Whether the proposed levy is constitutionally valid
14. The issue of constitutional validity of the proposed levy has to be examined from the following three standpoints:
a) whether the proposed levy of tax is a tax on ‘professions, trade, callings and employment’, which by virtue of Article 276 of the Constitution is within the exclusive domain of the State Legislature;
b) whether the proposed levy is discriminatory or unreasonable in any manner so as to violate Article 14 of the Constitution; and
c) whether the proposed levy can be struck down as unconstitutional on the ground that it is against the spirit of the Constitution or the Directive Principles of State Policy in Article 39A of the Constitution.

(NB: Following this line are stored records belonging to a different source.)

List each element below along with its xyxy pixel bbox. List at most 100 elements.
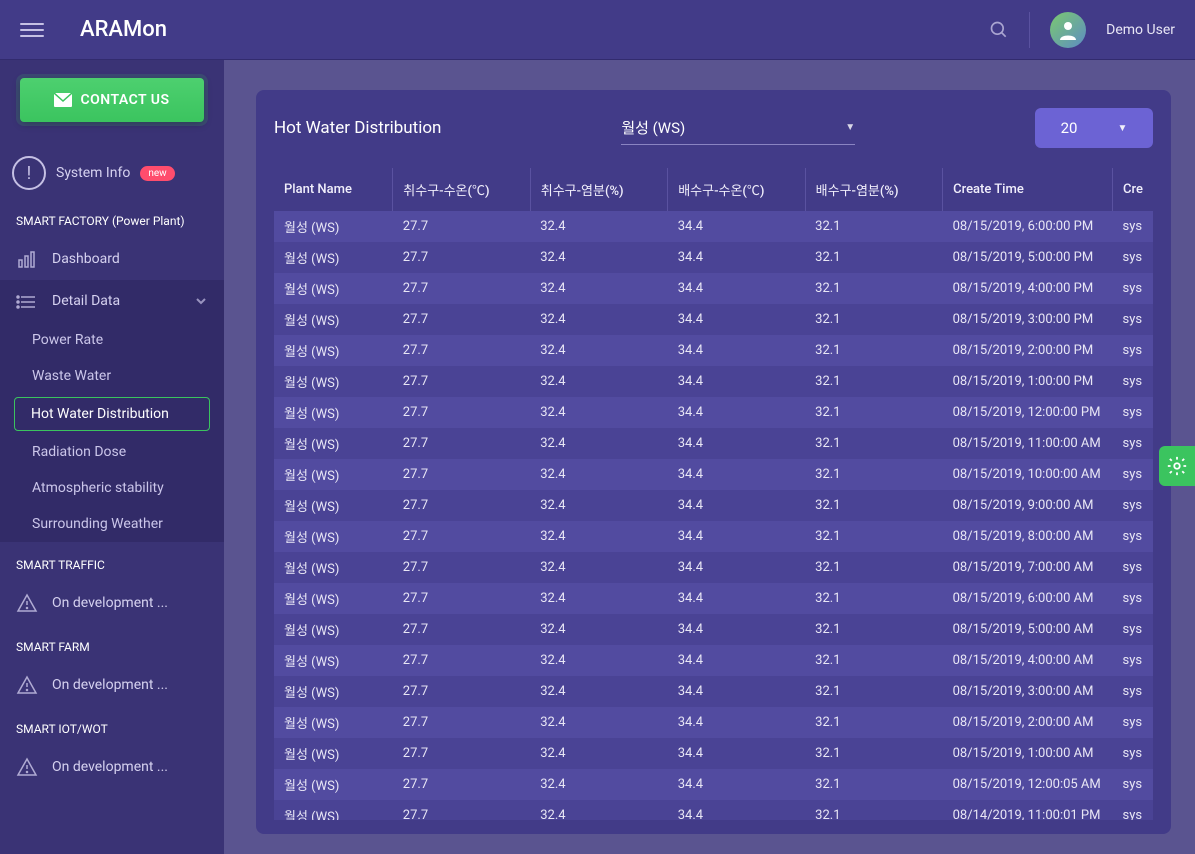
table-cell: 27.7 — [393, 366, 530, 397]
table-cell: 27.7 — [393, 645, 530, 676]
page-title: Hot Water Distribution — [274, 118, 441, 138]
table-cell: 34.4 — [668, 273, 805, 304]
warning-icon — [16, 674, 38, 696]
sidebar-item-detail-data[interactable]: Detail Data — [0, 280, 224, 322]
table-row[interactable]: 월성 (WS)27.732.434.432.108/14/2019, 11:00… — [274, 800, 1153, 820]
sidebar-item-dashboard[interactable]: Dashboard — [0, 238, 224, 280]
page-size-select[interactable]: 20 ▼ — [1035, 108, 1153, 148]
table-row[interactable]: 월성 (WS)27.732.434.432.108/15/2019, 4:00:… — [274, 645, 1153, 676]
table-row[interactable]: 월성 (WS)27.732.434.432.108/15/2019, 1:00:… — [274, 366, 1153, 397]
table-cell: 32.1 — [805, 459, 942, 490]
dropdown-triangle-icon: ▼ — [1117, 123, 1127, 134]
table-cell: 32.4 — [530, 521, 667, 552]
table-row[interactable]: 월성 (WS)27.732.434.432.108/15/2019, 7:00:… — [274, 552, 1153, 583]
table-cell: 32.1 — [805, 335, 942, 366]
table-row[interactable]: 월성 (WS)27.732.434.432.108/15/2019, 1:00:… — [274, 738, 1153, 769]
table-cell: 08/15/2019, 10:00:00 AM — [943, 459, 1113, 490]
table-cell: 27.7 — [393, 459, 530, 490]
avatar-icon — [1056, 18, 1080, 42]
settings-float-button[interactable] — [1159, 446, 1195, 486]
table-cell: sys — [1113, 366, 1153, 397]
topbar: ARAMon Demo User — [0, 0, 1195, 60]
table-cell: 27.7 — [393, 707, 530, 738]
table-row[interactable]: 월성 (WS)27.732.434.432.108/15/2019, 11:00… — [274, 428, 1153, 459]
sidebar-sub-item[interactable]: Hot Water Distribution — [14, 397, 210, 431]
table-column-header[interactable]: 배수구-수온(℃) — [668, 168, 805, 211]
table-cell: 32.4 — [530, 335, 667, 366]
table-cell: sys — [1113, 521, 1153, 552]
table-cell: 08/15/2019, 5:00:00 AM — [943, 614, 1113, 645]
table-cell: 월성 (WS) — [274, 490, 393, 521]
farm-ondev-label: On development ... — [52, 677, 168, 693]
table-cell: 32.4 — [530, 459, 667, 490]
contact-us-button[interactable]: CONTACT US — [20, 78, 204, 122]
gear-icon — [1166, 455, 1188, 477]
table-cell: 32.1 — [805, 521, 942, 552]
iot-ondev-label: On development ... — [52, 759, 168, 775]
table-cell: 월성 (WS) — [274, 552, 393, 583]
table-row[interactable]: 월성 (WS)27.732.434.432.108/15/2019, 12:00… — [274, 397, 1153, 428]
sidebar-sub-item[interactable]: Atmospheric stability — [0, 470, 224, 506]
table-row[interactable]: 월성 (WS)27.732.434.432.108/15/2019, 6:00:… — [274, 583, 1153, 614]
table-cell: 27.7 — [393, 552, 530, 583]
table-cell: 32.1 — [805, 242, 942, 273]
table-cell: 32.4 — [530, 428, 667, 459]
sidebar-sub-item[interactable]: Power Rate — [0, 322, 224, 358]
chevron-down-icon — [194, 294, 208, 308]
table-row[interactable]: 월성 (WS)27.732.434.432.108/15/2019, 2:00:… — [274, 335, 1153, 366]
table-row[interactable]: 월성 (WS)27.732.434.432.108/15/2019, 4:00:… — [274, 273, 1153, 304]
table-cell: 34.4 — [668, 583, 805, 614]
table-row[interactable]: 월성 (WS)27.732.434.432.108/15/2019, 3:00:… — [274, 304, 1153, 335]
table-column-header[interactable]: 취수구-염분(%) — [530, 168, 667, 211]
table-column-header[interactable]: Cre — [1113, 168, 1153, 211]
avatar[interactable] — [1050, 12, 1086, 48]
table-cell: 34.4 — [668, 614, 805, 645]
table-row[interactable]: 월성 (WS)27.732.434.432.108/15/2019, 2:00:… — [274, 707, 1153, 738]
table-column-header[interactable]: 취수구-수온(℃) — [393, 168, 530, 211]
menu-toggle-button[interactable] — [20, 18, 44, 42]
table-column-header[interactable]: 배수구-염분(%) — [805, 168, 942, 211]
sidebar-sub-item[interactable]: Radiation Dose — [0, 434, 224, 470]
table-row[interactable]: 월성 (WS)27.732.434.432.108/15/2019, 8:00:… — [274, 521, 1153, 552]
main-content: Hot Water Distribution 월성 (WS) ▼ 20 ▼ Pl… — [224, 60, 1195, 854]
section-title-factory: SMART FACTORY (Power Plant) — [0, 198, 224, 238]
table-cell: sys — [1113, 800, 1153, 820]
table-cell: 34.4 — [668, 397, 805, 428]
table-cell: 32.4 — [530, 645, 667, 676]
table-cell: 27.7 — [393, 583, 530, 614]
table-row[interactable]: 월성 (WS)27.732.434.432.108/15/2019, 9:00:… — [274, 490, 1153, 521]
table-column-header[interactable]: Create Time — [943, 168, 1113, 211]
table-cell: 32.1 — [805, 490, 942, 521]
table-cell: 27.7 — [393, 614, 530, 645]
sidebar-item-farm-ondev[interactable]: On development ... — [0, 664, 224, 706]
table-row[interactable]: 월성 (WS)27.732.434.432.108/15/2019, 5:00:… — [274, 242, 1153, 273]
table-cell: 08/15/2019, 2:00:00 PM — [943, 335, 1113, 366]
table-cell: 32.4 — [530, 366, 667, 397]
table-cell: 월성 (WS) — [274, 366, 393, 397]
sidebar-item-iot-ondev[interactable]: On development ... — [0, 746, 224, 788]
username-label: Demo User — [1106, 22, 1175, 38]
table-row[interactable]: 월성 (WS)27.732.434.432.108/15/2019, 5:00:… — [274, 614, 1153, 645]
sidebar-item-traffic-ondev[interactable]: On development ... — [0, 582, 224, 624]
search-icon[interactable] — [989, 20, 1009, 40]
table-row[interactable]: 월성 (WS)27.732.434.432.108/15/2019, 10:00… — [274, 459, 1153, 490]
table-row[interactable]: 월성 (WS)27.732.434.432.108/15/2019, 6:00:… — [274, 211, 1153, 242]
table-cell: 32.1 — [805, 304, 942, 335]
table-cell: 32.4 — [530, 552, 667, 583]
table-cell: 08/15/2019, 7:00:00 AM — [943, 552, 1113, 583]
table-row[interactable]: 월성 (WS)27.732.434.432.108/15/2019, 12:00… — [274, 769, 1153, 800]
sidebar-sub-item[interactable]: Waste Water — [0, 358, 224, 394]
table-cell: 08/15/2019, 1:00:00 PM — [943, 366, 1113, 397]
sidebar-item-system-info[interactable]: ! System Info new — [0, 148, 224, 198]
table-column-header[interactable]: Plant Name — [274, 168, 393, 211]
traffic-ondev-label: On development ... — [52, 595, 168, 611]
dashboard-label: Dashboard — [52, 251, 120, 267]
sidebar-sub-item[interactable]: Surrounding Weather — [0, 506, 224, 542]
table-row[interactable]: 월성 (WS)27.732.434.432.108/15/2019, 3:00:… — [274, 676, 1153, 707]
list-icon — [16, 290, 38, 312]
alert-circle-icon: ! — [12, 156, 46, 190]
table-cell: 34.4 — [668, 800, 805, 820]
plant-select[interactable]: 월성 (WS) ▼ — [621, 111, 855, 145]
table-cell: 08/15/2019, 1:00:00 AM — [943, 738, 1113, 769]
table-cell: 32.4 — [530, 800, 667, 820]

The first two issues seem to have got settled by virtue of the Supreme Court’s judgement in All India Federation of Tax Consultants Association vs Union of India, 2007 (7) STR 625 (SC), and that of the Gujarat High Court in the case of Chartered Accountants’ Association vs Union of India, 2006 (2) STR 300 (Guj.). The apex courts held that the expression ‘taxes on professions, trade, callings and employment’ should be read as being a levy on professions, trade, callings etc. as such and not on services rendered by professionals.

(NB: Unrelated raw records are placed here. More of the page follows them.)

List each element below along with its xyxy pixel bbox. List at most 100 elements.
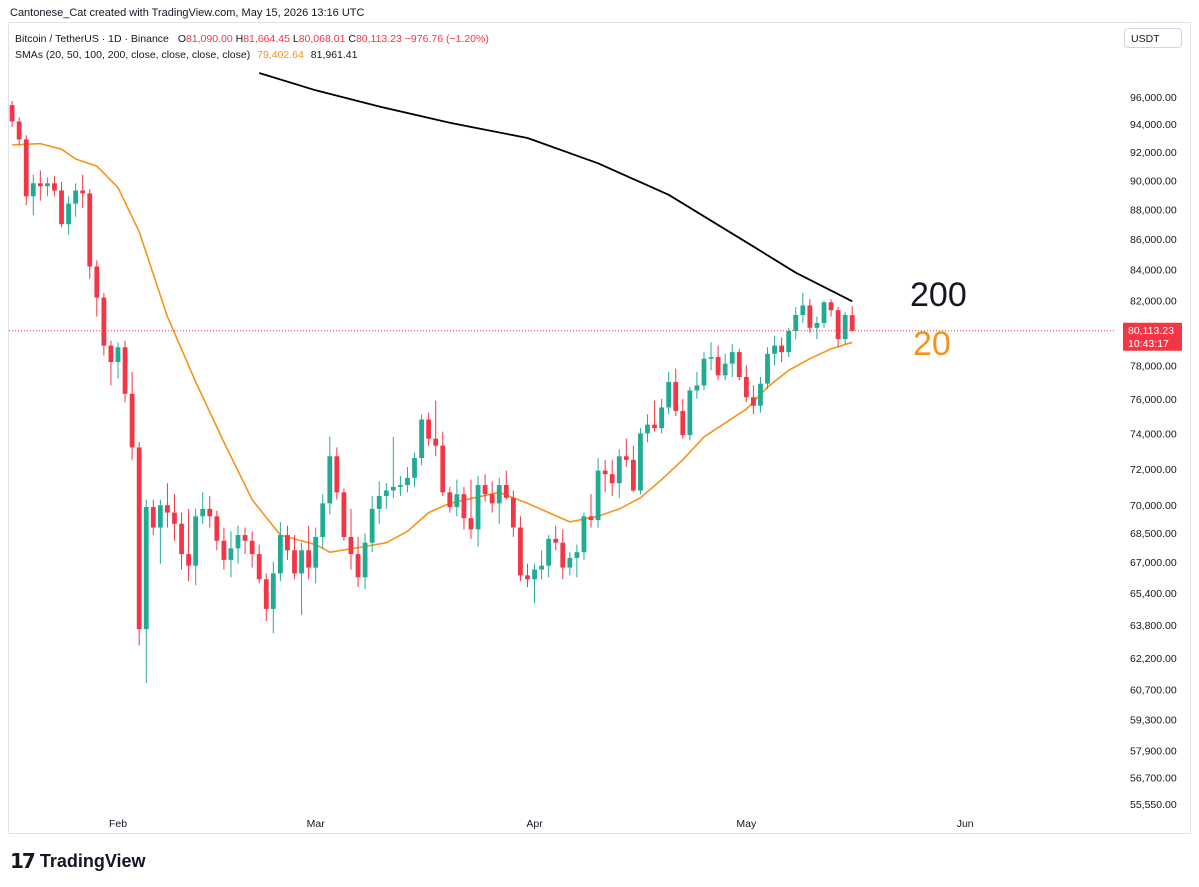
candle-body [214, 516, 220, 541]
candle-body [842, 314, 848, 340]
y-tick-label: 74,000.00 [1130, 428, 1177, 440]
candle-body [327, 456, 333, 504]
currency-button[interactable]: USDT [1124, 28, 1182, 48]
candle-body [426, 419, 432, 439]
y-tick-label: 96,000.00 [1130, 92, 1177, 104]
candle-body [454, 494, 460, 508]
tradingview-logo[interactable]: 17 TradingView [10, 849, 146, 873]
candle-body [525, 575, 530, 580]
last-price-badge [1123, 322, 1182, 351]
chart-credit: Cantonese_Cat created with TradingView.c… [10, 7, 365, 19]
candle-body [638, 433, 643, 491]
candle-body [779, 345, 785, 353]
chart-frame [8, 22, 1191, 834]
y-tick-label: 84,000.00 [1130, 265, 1177, 277]
candle-body [793, 314, 799, 332]
candle-body [835, 310, 841, 340]
candle-body [722, 363, 728, 376]
candle-body [16, 121, 22, 140]
y-axis: 96,000.00 94,000.00 92,000.00 90,000.00 88,0… [1130, 92, 1177, 811]
candle-body [539, 565, 544, 570]
candle-body [101, 297, 107, 346]
candle-body [235, 535, 241, 549]
y-tick-label: 88,000.00 [1130, 204, 1177, 216]
high-value: 81,664.45 [243, 33, 290, 45]
candle-body [616, 456, 622, 484]
candle-body [602, 470, 608, 475]
candle-body [143, 507, 149, 630]
candle-body [786, 331, 792, 353]
y-tick-label: 76,000.00 [1130, 394, 1177, 406]
ohlc-legend: Bitcoin / TetherUS · 1D · Binance O81,09… [15, 31, 489, 47]
candle-body [729, 352, 735, 364]
candle-body [390, 486, 396, 491]
candle-body [532, 569, 537, 580]
candle-body [242, 535, 248, 541]
y-tick-label: 90,000.00 [1130, 175, 1177, 187]
candle-body [701, 358, 707, 386]
candle-body [715, 357, 721, 376]
candle-body [659, 407, 665, 429]
sma200-line [258, 72, 853, 303]
last-price-value: 80,113.23 [1128, 325, 1174, 337]
x-tick-label: May [736, 818, 757, 830]
candle-body [645, 424, 650, 434]
change-value: −976.76 (−1.20%) [404, 33, 489, 45]
candle-body [87, 193, 93, 267]
close-label: C [348, 33, 356, 45]
candle-body [849, 315, 855, 331]
candle-body [447, 492, 453, 508]
candle-body [609, 474, 615, 484]
candle-body [546, 538, 552, 566]
y-tick-label: 57,900.00 [1130, 745, 1177, 757]
sma-legend[interactable]: SMAs (20, 50, 100, 200, close, close, cl… [15, 47, 489, 63]
candle-body [751, 397, 756, 406]
low-value: 80,068.01 [298, 33, 346, 45]
candle-body [193, 516, 199, 566]
y-tick-label: 68,500.00 [1130, 528, 1177, 540]
y-tick-label: 82,000.00 [1130, 296, 1177, 308]
candle-body [108, 345, 114, 363]
candle-body [652, 424, 657, 429]
candle-body [9, 105, 15, 122]
y-tick-label: 62,200.00 [1130, 653, 1177, 665]
brand-name: TradingView [39, 850, 146, 871]
candle-body [510, 497, 516, 528]
candle-body [736, 352, 742, 377]
low-label: L [292, 33, 299, 45]
candle-body [595, 470, 601, 521]
tradingview-logo-icon: 17 [10, 849, 36, 873]
y-tick-label: 70,000.00 [1130, 500, 1177, 512]
y-tick-label: 60,700.00 [1130, 684, 1177, 696]
candle-body [172, 512, 177, 524]
candle-body [581, 516, 587, 553]
y-tick-label: 63,800.00 [1130, 620, 1177, 632]
y-tick-label: 56,700.00 [1130, 773, 1177, 785]
annotation-20: 20 [913, 325, 951, 363]
candle-body [59, 190, 64, 225]
open-label: O [177, 33, 186, 45]
symbol-label[interactable]: Bitcoin / TetherUS · 1D · Binance [15, 33, 169, 45]
y-tick-label: 67,000.00 [1130, 557, 1177, 569]
candle-body [200, 508, 206, 517]
y-tick-label: 78,000.00 [1130, 360, 1177, 372]
candle-body [419, 419, 424, 459]
candle-body [320, 503, 326, 537]
candle-body [129, 393, 135, 448]
candle-body [743, 376, 749, 398]
candle-body [468, 518, 474, 530]
candle-body [292, 550, 297, 574]
candle-body [270, 573, 276, 609]
candle-body [52, 183, 57, 191]
candle-body [807, 305, 813, 328]
candle-body [341, 492, 347, 537]
sma200-value: 81,961.41 [310, 49, 358, 61]
sma20-value: 79,402.64 [257, 49, 304, 61]
candle-body [708, 357, 714, 359]
candle-body [623, 456, 629, 460]
candle-body [680, 410, 686, 436]
candle-body [263, 579, 269, 609]
candle-body [567, 557, 573, 568]
candle-body [165, 505, 170, 513]
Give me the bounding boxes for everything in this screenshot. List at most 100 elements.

Therefore, the proposed levy of service tax is not a tax on the profession itself but is a tax on the service being provided by professionals, which is well within the competence of the Union.
15. A challenge on the ground on discrimination is also unlikely to succeed, as the proposed levy seeks to cover all kinds of persons rendering legal services. Since the proposed levy is not intended to cover only professionally qualified advocates, the question of holding that the levy discrimination would not arise, except to the extent that a firm of lawyers may contend that there is no intelligent differentia existing between the class of lawyers who practice in their individual names, and those who are practising as partners in a partnership firm. This, in my opinion, is the only point on which a challenge to the proposed levy on the ground of discrimination may have some substance.
16. The third issue also stands resolved by a judgement of the Kerala High Court, in the case of Malappuram Distt. Parallel College Assn. vs UoI, 2006 (2) STR 321 (Ker), where the court held that levy of service tax on education cannot be considered against the spirit of the Constitution of India or the Directive Principles of State Policy. The reasons stated in the judgement, in my view, apply squarely in the context of the present levy.
17. In the above article, I have made an attempt to identify a few grey areas in the proposed legislation, which should engage the minds of the professionals, bureaucrats and legislators alike. Let me end this article with the hope that these grey areas are redressed by suitably modifying the language used in sub-clause (zzzzm).